Research studies carried out in developing countries by the World Bank, Unesco, and USAid cite serious deficiencies in human, physical, monetary, and infrastructure resources as some of the obstacles to quality in most learning institutions.

From the concerns raised by stakeholders, the threats to CBC are lack of technology (IT) related facilities; the requirement that teachers pay Sh6,000 each year for continuous professional development (teachers say it should be at government expense); costly charges levied by schools affecting many unemployed parents/guardians; overcrowded and ill-equipped schools; learners and their parents being required to buy too many textbooks; lack of practical/vocational facilities; intimidating and hegemonic power relations, and hurried implementation.

First, it should be noted that a teacher or anyone else will tend to resist any sudden change.
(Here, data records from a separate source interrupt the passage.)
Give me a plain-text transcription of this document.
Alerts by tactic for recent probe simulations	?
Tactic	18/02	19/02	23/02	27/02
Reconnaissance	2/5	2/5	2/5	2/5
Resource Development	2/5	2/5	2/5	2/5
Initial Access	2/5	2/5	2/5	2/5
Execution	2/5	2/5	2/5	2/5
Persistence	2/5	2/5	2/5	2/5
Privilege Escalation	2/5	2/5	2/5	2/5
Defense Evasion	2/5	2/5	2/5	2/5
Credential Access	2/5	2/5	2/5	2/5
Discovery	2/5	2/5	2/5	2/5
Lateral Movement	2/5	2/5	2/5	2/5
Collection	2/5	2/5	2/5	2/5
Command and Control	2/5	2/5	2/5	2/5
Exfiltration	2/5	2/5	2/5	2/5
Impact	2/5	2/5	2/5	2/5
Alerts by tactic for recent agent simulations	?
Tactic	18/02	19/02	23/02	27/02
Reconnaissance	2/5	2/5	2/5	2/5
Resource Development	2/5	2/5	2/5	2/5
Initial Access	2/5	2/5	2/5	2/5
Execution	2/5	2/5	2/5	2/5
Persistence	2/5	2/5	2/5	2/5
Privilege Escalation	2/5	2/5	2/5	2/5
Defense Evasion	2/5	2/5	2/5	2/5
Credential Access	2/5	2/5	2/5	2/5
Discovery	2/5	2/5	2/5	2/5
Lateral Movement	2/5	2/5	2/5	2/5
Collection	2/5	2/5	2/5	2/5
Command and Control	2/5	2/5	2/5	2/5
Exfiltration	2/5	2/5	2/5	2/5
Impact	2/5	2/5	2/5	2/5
Gradual or incremental changes are usually tolerated.

Second, in a newspaper report, one teacher said that they were implementing CBC to keep their jobs.

A statement like this may betray their experience of the Education Cabinet Secretary’s coercive leadership style. People tend to resist what seems to threaten their existence and security.

Thirdly, many people like comfort zones but not what brings overload or increased burden. For example, the teachers appear to deem the professional development course they are being asked to enroll for by the TSC CEO as an increased burden.

It does not help that the teachers have to pay money from their little salaries for the course. Many stakeholders say there are no benefits except excessive charges, too much power and coercion.

Fifth, people tend to resist change when the CBC proponents are opaque. They have raised pertinent questions about the steps supposed to be followed in curriculum development and implementation, which they feel were ignored.

What were the terms of reference for the CBC commission, for example? How did the commission get to understand stakeholders’ needs?

Sixth, some stakeholders say that successful innovations and topical issues should be infused into the CBC.

The curriculum has come at a time when there are many important emerging technologies called the fourth industrial revolution (4IR); not the first industrial revolution (11R) which is the 17th-century outdated technology.

The 41R technological developments include robotics engineering, drone technology, artificial intelligence, quantum computing, Internet of Things, big data technologies, sensors learning, 3D printing cars, machine learning and digital technology.

This is the future, which our learners need to be exposed to at the early years in a simple manner until they will ultimately progress into complex aspects in higher education. So, we need proper legislation and policy frameworks for such novel changes.